Unlike the Pākehā fertility rate, which consistently declined from the late 19th century and remained low into the 1940s, the Māori rate hovered between 5.9 and 6.9 births per woman between 1901 and 1961. After this the rate steadily dropped, particularly from the early 1970s when it exhibited one of the most rapid falls in the world. Like Pākehā rates, Māori fertility rates reached a low point in the mid-1980s (2.14) but, unlike Pākehā, the rate has never fallen below replacement level. It was 2.8 in 2009.
Age structure and dependency
The decline in mortality, and consistent and relatively high fertility rates in the 20th century, meant that the Māori child population was high. It reached 50% of the total Māori population in the 1960s. Those of working age (15–64) increased significantly after the birth rate declined in the 1960s and 1970s. However, unlike the Pākehā child population, the Māori child population did not fall but continued to grow. From the 1980s to the 2000s, the difference in size between the two age groups was less marked for Māori than for Pākehā.
Older Māori (65 and over) remained proportionally small in the 2000s. It is projected that older Māori will constitute 10% of the Māori population in 2031, when all older people will make up 22% of the total population. However, the numbers of older Māori will grow 7.6 times between 1991 and 2031, compared to 2.7 times for the total older population.
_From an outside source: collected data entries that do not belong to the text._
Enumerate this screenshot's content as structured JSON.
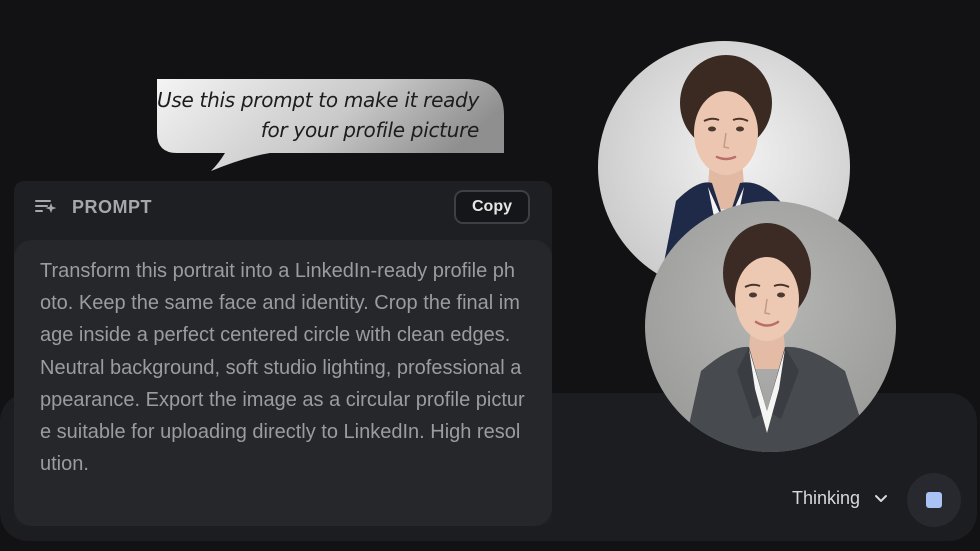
{
  "bubble": {
    "line1": "Use this prompt to make it ready",
    "line2": "for your profile picture"
  },
  "prompt": {
    "title": "PROMPT",
    "copy_label": "Copy",
    "icon": "prompt-sparkle-icon",
    "text": "Transform this portrait into a LinkedIn-ready profile photo. Keep the same face and identity. Crop the final image inside a perfect centered circle with clean edges. Neutral background, soft studio lighting, professional appearance. Export the image as a circular profile picture suitable for uploading directly to LinkedIn. High resolution."
  },
  "composer": {
    "mode_label": "Thinking",
    "mode_icon": "chevron-down-icon",
    "stop_icon": "stop-icon",
    "stop_color": "#a9c3f5"
  },
  "portraits": [
    {
      "name": "original-portrait",
      "background": "#dcdcdc"
    },
    {
      "name": "linkedin-portrait",
      "background": "#a9aaa8"
    }
  ]
}
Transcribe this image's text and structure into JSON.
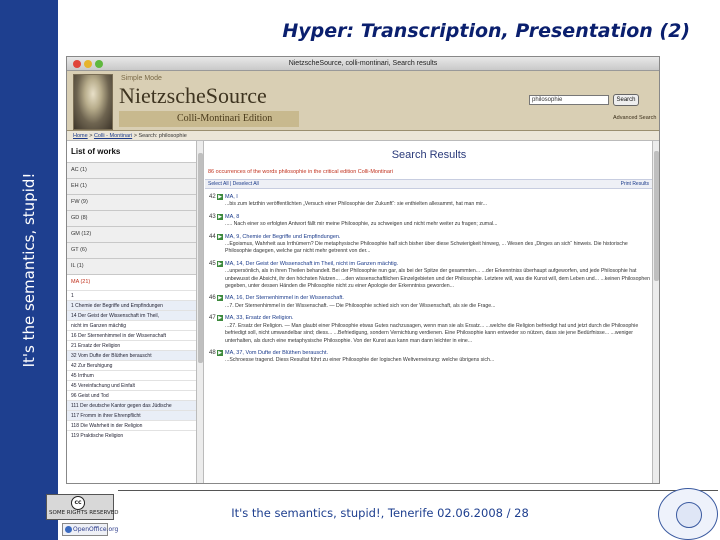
{
  "sidebar": {
    "text": "It's the semantics, stupid!"
  },
  "slide": {
    "title": "Hyper: Transcription, Presentation (2)"
  },
  "browser": {
    "window_title": "NietzscheSource, colli-montinari, Search results",
    "site_small": "Simple Mode",
    "site_name": "NietzscheSource",
    "edition": "Colli-Montinari Edition",
    "search_value": "philosophie",
    "search_button": "Search",
    "advanced_search": "Advanced Search",
    "breadcrumb": {
      "home": "Home",
      "sep1": ">",
      "colli": "Colli - Montinari",
      "sep2": "> Search: philosophie"
    }
  },
  "works": {
    "title": "List of works",
    "items": [
      {
        "label": "AC (1)"
      },
      {
        "label": "EH (1)"
      },
      {
        "label": "FW (9)"
      },
      {
        "label": "GD (8)"
      },
      {
        "label": "GM (12)"
      },
      {
        "label": "GT (6)"
      },
      {
        "label": "IL (1)"
      },
      {
        "label": "MA (21)",
        "active": true
      }
    ],
    "sub": [
      {
        "label": "1"
      },
      {
        "label": "1 Chemie der Begriffe und Empfindungen",
        "hl": true
      },
      {
        "label": "14 Der Geist der Wissenschaft im Theil,",
        "hl": true
      },
      {
        "label": "nicht im Ganzen mächtig"
      },
      {
        "label": "16 Der Sternenhimmel in der Wissenschaft"
      },
      {
        "label": "21 Ersatz der Religion"
      },
      {
        "label": "32 Vom Dufte der Blüthen berauscht",
        "hl": true
      },
      {
        "label": "42 Zur Beruhigung"
      },
      {
        "label": "45 Irrthum"
      },
      {
        "label": "45 Vereinfachung und Einfalt"
      },
      {
        "label": "96 Geist und Tod"
      },
      {
        "label": "111 Der deutsche Kantor gegen das Jüdische",
        "hl": true
      },
      {
        "label": "117 Fromm in ihrer Ehrenpflicht",
        "hl": true
      },
      {
        "label": "118 Die Wahrheit in der Religion"
      },
      {
        "label": "119 Praktische Religion"
      }
    ]
  },
  "results": {
    "title": "Search Results",
    "count": "86 occurrences of the words philosophie in the critical edition Colli-Montinari",
    "select_all": "Select All | Deselect All",
    "print": "Print Results",
    "items": [
      {
        "num": "42",
        "head": "MA, I",
        "snip": "...bis zum letzthin veröffentlichten „Versuch einer Philosophie der Zukunft“: sie enthielten allesammt, hat man mir..."
      },
      {
        "num": "43",
        "head": "MA, 8",
        "snip": "..... Nach einer so erfolgten Antwort fällt mir meine Philosophie, zu schweigen und nicht mehr weiter zu fragen; zumal..."
      },
      {
        "num": "44",
        "head": "MA, 9, Chemie der Begriffe und Empfindungen.",
        "snip": "...Egoismus, Wahrheit aus Irrthümern? Die metaphysische Philosophie half sich bisher über diese Schwierigkeit hinweg, ... Wesen des „Dinges an sich“ hinweis. Die historische Philosophie dagegen, welche gar nicht mehr getrennt von der..."
      },
      {
        "num": "45",
        "head": "MA, 14, Der Geist der Wissenschaft im Theil, nicht im Ganzen mächtig.",
        "snip": "...unpersönlich, als in ihren Theilen behandelt. Bei der Philosophie nun gar, als bei der Spitze der gesammten... ...der Erkenntniss überhaupt aufgeworfen, und jede Philosophie hat unbewusst die Absicht, ihr den höchsten Nutzen... ...den wissenschaftlichen Einzelgebieten und der Philosophie. Letztere will, was die Kunst will, dem Leben und... ...keinen Philosophen gegeben, unter dessen Händen die Philosophie nicht zu einer Apologie der Erkenntniss geworden..."
      },
      {
        "num": "46",
        "head": "MA, 16, Der Sternenhimmel in der Wissenschaft.",
        "snip": "...7. Der Sternenhimmel in der Wissenschaft. — Die Philosophie schied sich von der Wissenschaft, als sie die Frage..."
      },
      {
        "num": "47",
        "head": "MA, 33, Ersatz der Religion.",
        "snip": "...27. Ersatz der Religion. — Man glaubt einer Philosophie etwas Gutes nachzusagen, wenn man sie als Ersatz... ...welche die Religion befriedigt hat und jetzt durch die Philosophie befriedigt soll, nicht umwandelbar sind; diess... ...Befriedigung, sondern Vernichtung verdienen. Eine Philosophie kann entweder so nützen, dass sie jene Bedürfnisse... ...weniger unterhalten, als durch eine metaphysische Philosophie. Von der Kunst aus kann man dann leichter in eine..."
      },
      {
        "num": "48",
        "head": "MA, 37, Vom Dufte der Blüthen berauscht.",
        "snip": "...Schroesse tragend. Diess Resultat führt zu einer Philosophie der logischen Weltverneinung: welche übrigens sich..."
      }
    ]
  },
  "footer": {
    "text": "It's the semantics, stupid!, Tenerife 02.06.2008 / 28"
  },
  "badges": {
    "cc": "cc",
    "cc_text": "SOME RIGHTS RESERVED",
    "oo": "OpenOffice.org"
  }
}
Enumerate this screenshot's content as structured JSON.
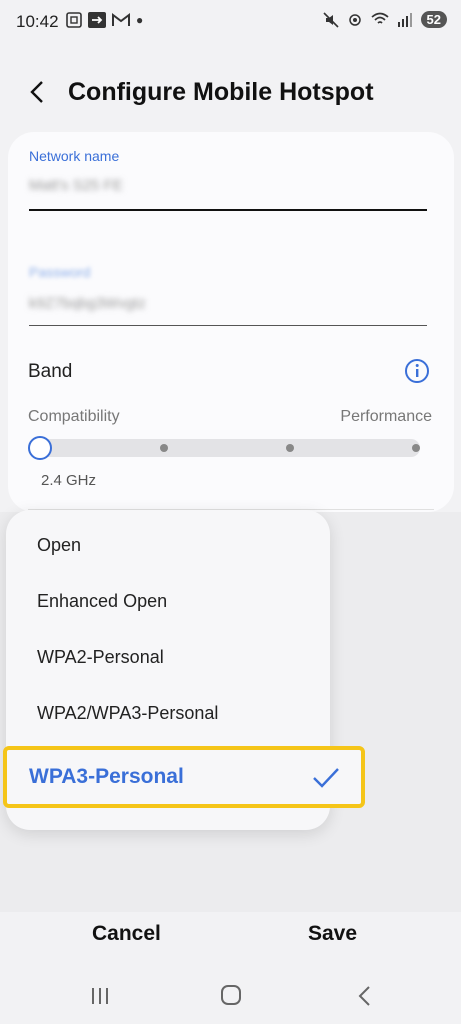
{
  "status_bar": {
    "time": "10:42",
    "battery": "52",
    "left_icons": [
      "screenshot-icon",
      "cast-icon",
      "gmail-icon",
      "dot-icon"
    ],
    "right_icons": [
      "mute-icon",
      "hotspot-icon",
      "wifi-icon",
      "signal-icon"
    ]
  },
  "header": {
    "title": "Configure Mobile Hotspot"
  },
  "form": {
    "network_name_label": "Network name",
    "network_name_value": "Matt's S25 FE",
    "password_label": "Password",
    "password_value": "k9Z7bqbg3Wvgtz",
    "band_label": "Band",
    "compatibility_label": "Compatibility",
    "performance_label": "Performance",
    "band_value": "2.4 GHz",
    "band_level": 0
  },
  "security_dropdown": {
    "options": [
      "Open",
      "Enhanced Open",
      "WPA2-Personal",
      "WPA2/WPA3-Personal"
    ],
    "selected": "WPA3-Personal"
  },
  "actions": {
    "cancel": "Cancel",
    "save": "Save"
  },
  "colors": {
    "accent": "#3a6fd8",
    "highlight": "#f5c518"
  }
}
Māori dependency ratios have exceeded those for Pākehā (except in the 1870s) because of a relatively high and consistent birth rate. The Māori ratio dropped from the 1960s and in the 2000s was close to the non-Māori rate at just over 60%.
From the 1970s Māori migration to Australia became a significant trend. In 2001, 73,000 people of Māori origin lived in Australia, compared to 26,000 in 1986 and just 862 in 1966 (though the 1966 figure is somewhat inaccurate because Māori with European heritage were not counted). Māori in Australia were often known as Maussies – or Ngāti Kangaru.
Migration and workforce
Since the 1960s a majority of Māori have been urban dwellers. The proportion of Māori who lived in urban areas increased from 25% in 1945 to 62% in 1966. The Māori exodus from rural areas after the Second World War was one of the most rapid urban migrations in the world at the time. Prior to this, Māori workers were concentrated in the primary sector. Increasing urban migration was connected with a shift of Māori workers into the secondary and tertiary sectors.